É como “evento da imagem”, no entanto, que a perda da relevância do cinema me parece mais doída e perigosa. A proliferação e a capacidade de armazenamento de imagens nos dias atuais nos tornam falsamente seguros. Cremos que o evento em si – o aqui e agora da projeção, a entrada na sala escura do cinema – não imponha nenhum rito. Entramos sem reverência e com a certeza da reprodutibilidade de toda e qualquer imagem. Nada que nos detenha demais a atenção, porque tudo entraria, de antemão, na esfera do “já guardado”. Mídias que guardam e reproduzem aquilo que antes se dava como evento quase irreprodutível e inacessível. Vimos ou não vimos. Isso com certeza fazia do cinema uma verdadeiro entretenimento. Um máximo de concentração e entrega para que nossas memórias pudessem guardar aquelas imagens que diziam o mundo naquele único episódio da sessão. O máximo que se conseguia era ir a várias sessões, mas os filmes não ficavam ao alcance de nossos olhos e sentidos. Ou eram introjetados em nossos sentidos e cognição ou se perdiam para sempre e, com eles, a leitura do mundo que o diretor nos ofertava de maneira singular.
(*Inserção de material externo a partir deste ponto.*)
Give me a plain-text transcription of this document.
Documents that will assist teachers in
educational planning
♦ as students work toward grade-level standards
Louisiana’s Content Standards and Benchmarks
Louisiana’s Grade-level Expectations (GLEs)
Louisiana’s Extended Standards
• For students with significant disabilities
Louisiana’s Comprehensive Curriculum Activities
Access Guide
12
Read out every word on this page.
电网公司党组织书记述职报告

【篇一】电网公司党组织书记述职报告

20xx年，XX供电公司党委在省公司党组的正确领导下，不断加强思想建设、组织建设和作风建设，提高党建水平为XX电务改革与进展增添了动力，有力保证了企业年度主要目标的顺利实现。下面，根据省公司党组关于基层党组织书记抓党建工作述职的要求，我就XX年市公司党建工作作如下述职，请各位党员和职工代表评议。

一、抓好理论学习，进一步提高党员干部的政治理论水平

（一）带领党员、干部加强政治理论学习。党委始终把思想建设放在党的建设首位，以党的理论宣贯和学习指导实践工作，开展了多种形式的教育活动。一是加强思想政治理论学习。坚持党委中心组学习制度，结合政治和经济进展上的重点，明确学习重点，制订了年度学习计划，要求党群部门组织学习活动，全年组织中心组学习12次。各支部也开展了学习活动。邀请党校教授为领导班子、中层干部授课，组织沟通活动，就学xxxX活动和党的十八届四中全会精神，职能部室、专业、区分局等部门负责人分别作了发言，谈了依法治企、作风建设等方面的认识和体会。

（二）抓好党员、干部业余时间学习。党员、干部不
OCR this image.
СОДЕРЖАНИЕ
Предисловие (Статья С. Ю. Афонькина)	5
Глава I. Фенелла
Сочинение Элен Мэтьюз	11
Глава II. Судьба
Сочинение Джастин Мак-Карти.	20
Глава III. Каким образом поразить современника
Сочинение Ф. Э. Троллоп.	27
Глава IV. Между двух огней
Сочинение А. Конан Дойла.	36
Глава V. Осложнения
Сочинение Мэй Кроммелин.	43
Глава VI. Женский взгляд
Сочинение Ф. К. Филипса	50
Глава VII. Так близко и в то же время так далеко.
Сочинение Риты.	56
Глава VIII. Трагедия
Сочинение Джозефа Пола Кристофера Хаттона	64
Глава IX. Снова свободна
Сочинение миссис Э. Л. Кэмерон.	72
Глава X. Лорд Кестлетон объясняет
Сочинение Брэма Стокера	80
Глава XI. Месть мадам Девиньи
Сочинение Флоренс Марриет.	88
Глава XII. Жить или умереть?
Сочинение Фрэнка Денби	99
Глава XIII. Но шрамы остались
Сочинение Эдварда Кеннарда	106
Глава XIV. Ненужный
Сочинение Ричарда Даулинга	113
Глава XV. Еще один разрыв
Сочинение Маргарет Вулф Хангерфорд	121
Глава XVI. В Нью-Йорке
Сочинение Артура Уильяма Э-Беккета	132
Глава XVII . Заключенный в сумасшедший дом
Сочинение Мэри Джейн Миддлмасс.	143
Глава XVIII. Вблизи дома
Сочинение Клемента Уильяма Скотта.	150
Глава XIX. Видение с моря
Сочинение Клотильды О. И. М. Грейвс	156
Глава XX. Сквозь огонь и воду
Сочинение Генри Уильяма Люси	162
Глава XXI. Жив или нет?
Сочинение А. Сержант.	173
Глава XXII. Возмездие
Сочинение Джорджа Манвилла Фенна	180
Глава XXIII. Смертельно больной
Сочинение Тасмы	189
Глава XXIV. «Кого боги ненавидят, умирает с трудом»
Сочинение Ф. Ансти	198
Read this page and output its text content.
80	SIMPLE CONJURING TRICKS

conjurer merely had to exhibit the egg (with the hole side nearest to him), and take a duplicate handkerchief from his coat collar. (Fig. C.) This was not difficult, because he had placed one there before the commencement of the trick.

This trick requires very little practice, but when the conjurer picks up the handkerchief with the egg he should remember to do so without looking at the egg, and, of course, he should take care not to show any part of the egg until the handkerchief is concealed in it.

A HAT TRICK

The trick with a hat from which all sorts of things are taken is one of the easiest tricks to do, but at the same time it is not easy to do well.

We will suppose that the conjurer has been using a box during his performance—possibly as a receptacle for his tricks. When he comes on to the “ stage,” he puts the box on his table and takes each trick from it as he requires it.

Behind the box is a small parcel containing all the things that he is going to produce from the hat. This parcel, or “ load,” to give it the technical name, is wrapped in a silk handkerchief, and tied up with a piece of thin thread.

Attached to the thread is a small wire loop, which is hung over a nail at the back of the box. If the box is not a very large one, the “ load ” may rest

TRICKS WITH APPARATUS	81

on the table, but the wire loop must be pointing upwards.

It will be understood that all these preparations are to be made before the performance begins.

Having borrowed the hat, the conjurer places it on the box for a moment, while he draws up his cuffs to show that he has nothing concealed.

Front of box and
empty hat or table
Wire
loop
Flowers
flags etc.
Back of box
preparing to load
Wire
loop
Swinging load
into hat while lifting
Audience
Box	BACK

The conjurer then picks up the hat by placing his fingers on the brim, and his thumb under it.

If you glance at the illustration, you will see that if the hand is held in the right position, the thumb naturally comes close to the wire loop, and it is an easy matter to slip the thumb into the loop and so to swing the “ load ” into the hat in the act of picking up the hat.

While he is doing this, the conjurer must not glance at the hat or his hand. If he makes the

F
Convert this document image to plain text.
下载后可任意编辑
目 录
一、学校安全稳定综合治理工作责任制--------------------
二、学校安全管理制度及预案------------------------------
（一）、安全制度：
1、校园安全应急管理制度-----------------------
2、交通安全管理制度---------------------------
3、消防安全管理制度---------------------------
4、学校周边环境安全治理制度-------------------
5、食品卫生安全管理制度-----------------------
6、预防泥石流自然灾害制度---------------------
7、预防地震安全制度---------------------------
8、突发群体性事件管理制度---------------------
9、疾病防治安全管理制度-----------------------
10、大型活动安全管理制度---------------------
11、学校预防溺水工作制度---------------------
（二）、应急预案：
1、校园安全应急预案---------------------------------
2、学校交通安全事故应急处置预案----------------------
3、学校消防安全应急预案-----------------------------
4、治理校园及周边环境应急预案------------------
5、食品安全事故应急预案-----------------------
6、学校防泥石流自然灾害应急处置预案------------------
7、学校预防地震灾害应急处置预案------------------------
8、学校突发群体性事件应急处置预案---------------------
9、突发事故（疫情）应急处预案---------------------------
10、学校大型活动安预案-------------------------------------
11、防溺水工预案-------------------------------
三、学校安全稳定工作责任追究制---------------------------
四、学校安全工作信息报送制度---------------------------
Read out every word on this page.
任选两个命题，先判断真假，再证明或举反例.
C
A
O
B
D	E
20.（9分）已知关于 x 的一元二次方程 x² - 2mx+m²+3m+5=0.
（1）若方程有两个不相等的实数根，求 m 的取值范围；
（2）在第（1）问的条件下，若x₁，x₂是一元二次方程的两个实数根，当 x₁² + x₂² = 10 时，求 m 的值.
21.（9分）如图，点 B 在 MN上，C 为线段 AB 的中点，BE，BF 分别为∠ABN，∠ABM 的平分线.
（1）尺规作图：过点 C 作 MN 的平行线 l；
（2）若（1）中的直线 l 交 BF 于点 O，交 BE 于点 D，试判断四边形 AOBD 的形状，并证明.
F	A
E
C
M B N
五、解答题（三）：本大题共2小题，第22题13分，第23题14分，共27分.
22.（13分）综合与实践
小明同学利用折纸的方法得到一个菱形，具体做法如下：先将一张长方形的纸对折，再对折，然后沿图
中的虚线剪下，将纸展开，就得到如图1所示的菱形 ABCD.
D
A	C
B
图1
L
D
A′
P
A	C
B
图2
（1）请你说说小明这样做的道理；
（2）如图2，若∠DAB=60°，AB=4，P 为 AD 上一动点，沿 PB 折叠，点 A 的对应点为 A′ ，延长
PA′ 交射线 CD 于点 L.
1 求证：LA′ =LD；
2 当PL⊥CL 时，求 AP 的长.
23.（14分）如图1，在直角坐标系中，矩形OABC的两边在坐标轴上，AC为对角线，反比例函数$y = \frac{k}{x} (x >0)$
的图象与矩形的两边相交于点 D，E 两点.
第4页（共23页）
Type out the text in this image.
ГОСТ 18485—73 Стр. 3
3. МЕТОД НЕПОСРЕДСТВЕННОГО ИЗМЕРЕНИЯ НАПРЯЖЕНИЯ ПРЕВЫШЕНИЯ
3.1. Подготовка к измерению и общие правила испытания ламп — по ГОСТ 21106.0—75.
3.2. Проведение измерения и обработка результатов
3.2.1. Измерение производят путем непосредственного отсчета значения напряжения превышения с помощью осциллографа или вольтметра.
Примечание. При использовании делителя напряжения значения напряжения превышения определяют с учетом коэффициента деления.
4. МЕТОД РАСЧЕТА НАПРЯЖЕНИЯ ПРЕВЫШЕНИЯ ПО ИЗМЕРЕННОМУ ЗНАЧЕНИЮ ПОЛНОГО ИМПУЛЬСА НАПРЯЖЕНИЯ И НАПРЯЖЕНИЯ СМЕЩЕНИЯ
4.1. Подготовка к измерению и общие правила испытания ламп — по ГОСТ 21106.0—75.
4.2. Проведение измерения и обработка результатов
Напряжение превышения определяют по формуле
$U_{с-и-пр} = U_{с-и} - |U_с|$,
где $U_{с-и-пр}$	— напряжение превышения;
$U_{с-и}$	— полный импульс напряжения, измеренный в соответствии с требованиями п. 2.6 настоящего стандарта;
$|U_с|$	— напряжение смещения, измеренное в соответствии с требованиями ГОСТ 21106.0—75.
Longe de mim fazer um discurso escatológico e detrator da democracia de acesso às imagens a partir de qualquer controle remoto, dispositivo de armazenamento de mídia ou ainda do “tudo se acha da internet”. Não seria leviana a esse ponto. Mas lamento muito essa anulação da condição de “evento único” que um filme outrora nos trazia. Nossa percepção cognitiva e sensorial tinha que se apurar para que não desperdiçássemos aquela ocasião.
Assim como podemos nos emocionar encontrando na internet ou em um canal de tv a cabo aquele filme que nos estremecera e que fora nosso maior entretenimento, podemos também desfazer o sabor do momento inaugural e aurático. Tenho filmes em DVD que comprei quando ainda se comprovam DVDs, a que assisti uma única vez no cinema e que me marcaram tanto, como linguagem reflexiva (o que não exclui o humor e a irreverência) e como ressignificação do mundo, que nunca quis ver em outras telas. Comprei e guardei. Talvez os veja em algum momento quando minha memória estiver embranquecendo e as imagens sumindo na estrada da imaginação.
O excesso de informações e de imagens de nossos dias atuais nos faz perder a capacidade de concentração, de significação e de reflexão. A certeza de que poderemos “ver de novo” nos torna distraídos demais para a fruição estética. Não quero carregar filmes em pendrives, hds ou na nuvem. Quero tê-los visceralmente em mim. Carregá-los na memória.
Para fruir o prazer do texto (no caso, o cinema), como já nos ensinara Barthes, temos que imaginá-lo irreprodutível e irrefreável. Luz apagada, nenhum controle remoto a mão. Ação!